Bridging the Fragmented World

With the theme of this year's World Economic Forum (WEF) Annual Meeting being "Stemming the Tide of Fragmentation," experts gather in Davos, Switzerland, to put these fragmented pieces together in an attempt to find the solutions. On the opening day of the meeting, several panels remarked that the lack of trust in institutions and issues carried over from last year had been instrumental in creating the fragmentation—eroding societal equity and widening the economic gap. Having discussed that, the forum made recommendations to mend these fragments and, eventually, completely seal the crack.


A state of fragmentation is detrimental to the global economy and society as a whole. Many panels in the meeting noted that the erosion of trust in institutions led to a decline in investment and economic growth, resulting in rising inequality. More inequality, in turn, caused social unrest, a reduction in global trade, and a downturn in investment and economic development. Apart from that, various issues that arose in recent years, including ongoing conflicts and the economic effects of the pandemic, are also the main factors that created a fragmented world. According to an International Monetary Fund report, the pandemic, in tandem with conflicts, has caused the deepest global recession since the Great Depression of the 1930s.

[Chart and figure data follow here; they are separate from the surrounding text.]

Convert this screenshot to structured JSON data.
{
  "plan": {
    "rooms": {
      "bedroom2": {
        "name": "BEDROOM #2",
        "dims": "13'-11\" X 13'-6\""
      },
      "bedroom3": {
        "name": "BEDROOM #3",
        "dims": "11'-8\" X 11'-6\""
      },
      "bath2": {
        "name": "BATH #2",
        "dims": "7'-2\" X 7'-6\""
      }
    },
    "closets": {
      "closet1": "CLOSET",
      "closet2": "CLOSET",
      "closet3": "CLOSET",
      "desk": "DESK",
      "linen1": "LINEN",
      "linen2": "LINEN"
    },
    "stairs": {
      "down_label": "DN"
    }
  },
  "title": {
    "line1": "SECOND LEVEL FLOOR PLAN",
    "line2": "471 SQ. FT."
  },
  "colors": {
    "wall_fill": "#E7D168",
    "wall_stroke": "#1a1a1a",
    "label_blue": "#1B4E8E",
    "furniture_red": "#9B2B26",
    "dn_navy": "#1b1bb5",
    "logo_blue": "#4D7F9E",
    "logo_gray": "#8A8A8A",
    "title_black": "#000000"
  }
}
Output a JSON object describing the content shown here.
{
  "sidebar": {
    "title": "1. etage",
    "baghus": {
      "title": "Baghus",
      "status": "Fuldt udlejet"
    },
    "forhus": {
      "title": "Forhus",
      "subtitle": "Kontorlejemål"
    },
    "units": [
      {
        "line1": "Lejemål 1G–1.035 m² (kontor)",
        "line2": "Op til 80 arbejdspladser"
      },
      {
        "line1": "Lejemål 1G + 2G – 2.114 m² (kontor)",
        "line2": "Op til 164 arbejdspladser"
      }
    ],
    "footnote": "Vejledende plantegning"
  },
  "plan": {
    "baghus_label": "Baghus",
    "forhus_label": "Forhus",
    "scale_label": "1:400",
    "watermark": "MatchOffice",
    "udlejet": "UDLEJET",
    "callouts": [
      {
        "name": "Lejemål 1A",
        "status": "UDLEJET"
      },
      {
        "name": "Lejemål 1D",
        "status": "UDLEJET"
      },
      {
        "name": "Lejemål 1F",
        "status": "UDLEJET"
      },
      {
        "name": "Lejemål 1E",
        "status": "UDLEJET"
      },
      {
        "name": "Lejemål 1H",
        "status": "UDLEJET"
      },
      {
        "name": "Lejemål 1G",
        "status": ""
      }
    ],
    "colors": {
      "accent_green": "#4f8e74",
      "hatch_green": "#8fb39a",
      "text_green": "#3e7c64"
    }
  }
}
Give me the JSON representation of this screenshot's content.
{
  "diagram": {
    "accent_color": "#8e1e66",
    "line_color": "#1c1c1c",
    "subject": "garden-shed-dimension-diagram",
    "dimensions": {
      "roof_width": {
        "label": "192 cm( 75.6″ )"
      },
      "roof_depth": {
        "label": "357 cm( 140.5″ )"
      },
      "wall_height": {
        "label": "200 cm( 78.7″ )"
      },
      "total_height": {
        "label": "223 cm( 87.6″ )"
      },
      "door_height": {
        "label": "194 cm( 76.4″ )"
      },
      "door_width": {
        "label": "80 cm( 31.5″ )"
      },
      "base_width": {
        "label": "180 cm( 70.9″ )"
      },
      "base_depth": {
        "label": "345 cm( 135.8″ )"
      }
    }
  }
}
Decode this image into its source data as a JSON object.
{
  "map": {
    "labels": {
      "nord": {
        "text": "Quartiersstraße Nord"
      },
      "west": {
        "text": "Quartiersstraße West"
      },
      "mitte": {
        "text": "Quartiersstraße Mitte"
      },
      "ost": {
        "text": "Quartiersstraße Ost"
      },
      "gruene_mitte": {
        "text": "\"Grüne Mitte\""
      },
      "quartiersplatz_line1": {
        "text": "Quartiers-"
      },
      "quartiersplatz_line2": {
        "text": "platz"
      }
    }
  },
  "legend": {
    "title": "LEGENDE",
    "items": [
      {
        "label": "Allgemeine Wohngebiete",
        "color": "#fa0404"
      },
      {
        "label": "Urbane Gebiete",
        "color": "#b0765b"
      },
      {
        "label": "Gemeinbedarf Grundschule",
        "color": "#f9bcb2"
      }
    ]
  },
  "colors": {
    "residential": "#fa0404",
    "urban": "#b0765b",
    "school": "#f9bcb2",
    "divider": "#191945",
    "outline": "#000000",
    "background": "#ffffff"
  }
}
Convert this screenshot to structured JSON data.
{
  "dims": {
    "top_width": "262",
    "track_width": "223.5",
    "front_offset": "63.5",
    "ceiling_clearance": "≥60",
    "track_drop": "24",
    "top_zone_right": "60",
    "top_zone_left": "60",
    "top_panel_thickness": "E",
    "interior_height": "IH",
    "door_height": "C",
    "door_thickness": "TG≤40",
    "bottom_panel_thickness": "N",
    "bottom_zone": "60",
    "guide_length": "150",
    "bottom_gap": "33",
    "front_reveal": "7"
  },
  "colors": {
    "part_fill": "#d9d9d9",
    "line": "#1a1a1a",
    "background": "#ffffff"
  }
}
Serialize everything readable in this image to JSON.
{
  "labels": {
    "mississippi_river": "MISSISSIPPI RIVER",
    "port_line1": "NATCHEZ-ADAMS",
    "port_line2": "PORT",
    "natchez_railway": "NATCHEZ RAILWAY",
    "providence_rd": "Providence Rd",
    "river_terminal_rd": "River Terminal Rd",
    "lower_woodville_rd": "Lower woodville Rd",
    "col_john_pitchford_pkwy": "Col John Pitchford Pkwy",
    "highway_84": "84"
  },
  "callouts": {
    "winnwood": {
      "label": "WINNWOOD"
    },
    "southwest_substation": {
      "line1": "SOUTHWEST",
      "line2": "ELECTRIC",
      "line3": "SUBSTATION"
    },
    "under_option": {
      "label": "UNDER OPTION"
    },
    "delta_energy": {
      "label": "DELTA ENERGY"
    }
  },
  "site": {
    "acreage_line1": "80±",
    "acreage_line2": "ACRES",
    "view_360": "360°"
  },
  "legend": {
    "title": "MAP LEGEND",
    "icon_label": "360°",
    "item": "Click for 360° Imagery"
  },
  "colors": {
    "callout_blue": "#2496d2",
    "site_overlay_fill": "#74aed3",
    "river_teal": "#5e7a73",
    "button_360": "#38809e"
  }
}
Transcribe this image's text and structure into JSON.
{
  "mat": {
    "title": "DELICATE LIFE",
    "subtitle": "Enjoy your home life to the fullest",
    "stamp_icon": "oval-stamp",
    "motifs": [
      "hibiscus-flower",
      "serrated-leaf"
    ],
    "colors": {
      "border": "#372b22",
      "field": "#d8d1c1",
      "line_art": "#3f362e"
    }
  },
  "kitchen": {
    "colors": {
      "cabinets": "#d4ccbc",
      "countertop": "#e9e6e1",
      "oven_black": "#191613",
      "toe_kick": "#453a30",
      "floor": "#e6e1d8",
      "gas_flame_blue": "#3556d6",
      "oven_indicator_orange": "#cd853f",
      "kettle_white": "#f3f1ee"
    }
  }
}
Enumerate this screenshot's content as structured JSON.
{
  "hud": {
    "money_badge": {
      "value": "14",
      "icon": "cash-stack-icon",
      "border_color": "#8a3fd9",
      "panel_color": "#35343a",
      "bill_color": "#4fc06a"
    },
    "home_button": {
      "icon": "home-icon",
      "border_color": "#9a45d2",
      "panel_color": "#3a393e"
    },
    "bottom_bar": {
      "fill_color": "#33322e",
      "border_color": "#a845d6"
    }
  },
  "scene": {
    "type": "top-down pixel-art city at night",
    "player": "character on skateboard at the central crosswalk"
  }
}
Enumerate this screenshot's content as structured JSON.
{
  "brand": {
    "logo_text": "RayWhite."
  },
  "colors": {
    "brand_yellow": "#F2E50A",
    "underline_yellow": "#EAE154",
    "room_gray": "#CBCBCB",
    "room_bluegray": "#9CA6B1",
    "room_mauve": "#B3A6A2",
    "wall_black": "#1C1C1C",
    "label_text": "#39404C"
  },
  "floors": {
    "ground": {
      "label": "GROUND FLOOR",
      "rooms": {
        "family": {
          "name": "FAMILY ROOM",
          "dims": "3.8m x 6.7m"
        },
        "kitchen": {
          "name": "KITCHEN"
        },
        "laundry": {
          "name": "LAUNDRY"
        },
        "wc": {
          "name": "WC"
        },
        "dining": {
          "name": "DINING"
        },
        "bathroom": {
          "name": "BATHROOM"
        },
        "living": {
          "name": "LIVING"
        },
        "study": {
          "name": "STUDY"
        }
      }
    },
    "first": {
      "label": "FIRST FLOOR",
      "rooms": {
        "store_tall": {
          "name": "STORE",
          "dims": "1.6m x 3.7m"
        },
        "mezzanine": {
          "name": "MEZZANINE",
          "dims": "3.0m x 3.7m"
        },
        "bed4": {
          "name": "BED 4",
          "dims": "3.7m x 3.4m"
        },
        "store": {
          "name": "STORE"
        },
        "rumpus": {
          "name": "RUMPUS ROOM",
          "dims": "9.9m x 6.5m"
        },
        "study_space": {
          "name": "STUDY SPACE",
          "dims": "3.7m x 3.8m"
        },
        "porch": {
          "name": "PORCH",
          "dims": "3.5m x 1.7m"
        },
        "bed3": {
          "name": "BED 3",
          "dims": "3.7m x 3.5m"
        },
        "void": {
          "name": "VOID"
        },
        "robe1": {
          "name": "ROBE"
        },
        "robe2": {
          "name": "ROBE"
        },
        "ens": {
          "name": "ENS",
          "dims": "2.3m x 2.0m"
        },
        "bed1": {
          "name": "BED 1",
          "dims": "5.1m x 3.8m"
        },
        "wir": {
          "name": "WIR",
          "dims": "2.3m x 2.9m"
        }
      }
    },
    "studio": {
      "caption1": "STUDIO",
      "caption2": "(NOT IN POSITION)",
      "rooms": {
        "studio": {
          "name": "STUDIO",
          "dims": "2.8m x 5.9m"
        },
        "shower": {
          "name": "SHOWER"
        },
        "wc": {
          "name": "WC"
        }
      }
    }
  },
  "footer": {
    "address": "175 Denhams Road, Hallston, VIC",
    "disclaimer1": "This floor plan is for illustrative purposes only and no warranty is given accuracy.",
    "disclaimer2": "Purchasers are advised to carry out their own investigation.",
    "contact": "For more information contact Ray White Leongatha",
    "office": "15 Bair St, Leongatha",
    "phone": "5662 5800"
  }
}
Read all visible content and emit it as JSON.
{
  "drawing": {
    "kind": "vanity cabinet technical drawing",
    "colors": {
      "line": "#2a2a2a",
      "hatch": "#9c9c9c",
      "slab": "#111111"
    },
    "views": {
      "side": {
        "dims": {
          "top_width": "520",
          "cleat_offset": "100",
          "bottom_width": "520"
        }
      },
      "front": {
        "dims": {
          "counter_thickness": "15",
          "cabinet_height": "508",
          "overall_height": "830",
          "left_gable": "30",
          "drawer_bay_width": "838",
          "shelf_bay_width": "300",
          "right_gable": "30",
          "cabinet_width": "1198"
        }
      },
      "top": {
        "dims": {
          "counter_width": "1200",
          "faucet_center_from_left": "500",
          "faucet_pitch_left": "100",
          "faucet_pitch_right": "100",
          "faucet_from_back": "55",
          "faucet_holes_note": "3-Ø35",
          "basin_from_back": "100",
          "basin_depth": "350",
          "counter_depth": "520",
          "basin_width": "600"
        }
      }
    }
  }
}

The WEF has proposed that Public-Private-Partnerships (PPPs) may serve as a potential solution to address pressing global issues such as economic growth, inequality, and social unrest. These PPPs involve collaboration between businesses, governments, and international organizations, utilizing the resources and expertise of both the private and public sectors. Such partnerships can come in many forms, including public investment in infrastructure building (which is handled by the private sector), government-sponsored corporate undertaking (such as government grants for beneficial research), and joint societal development programs (school, hospital building, etc.) In addition to PPPs, governments can also implement policies that promote economic growth and social inclusion, such as progressive taxation and social safety nets.

All of these can be utilized by businesses. Companies can gain trust with the public sector through their PPPs' cooperation, resulting in a deepened stakeholder relationship. The public sector would benefit from the private sector's expertise, while the latter could create more output through spurred economic activities. When society is improved, businesses' performance also improves as they have a higher-quality workforce and more customers with more purchasing power.

Although fragmentation abounds nowadays and negatively affects the global economy and society, the WEF notes that PPPs can play a critical role in addressing this fragmentation by fostering trust and cooperation between different sectors and stakeholders. Businesses, governments, and international organizations must work together to bridge the gap and create a more inclusive and sustainable future.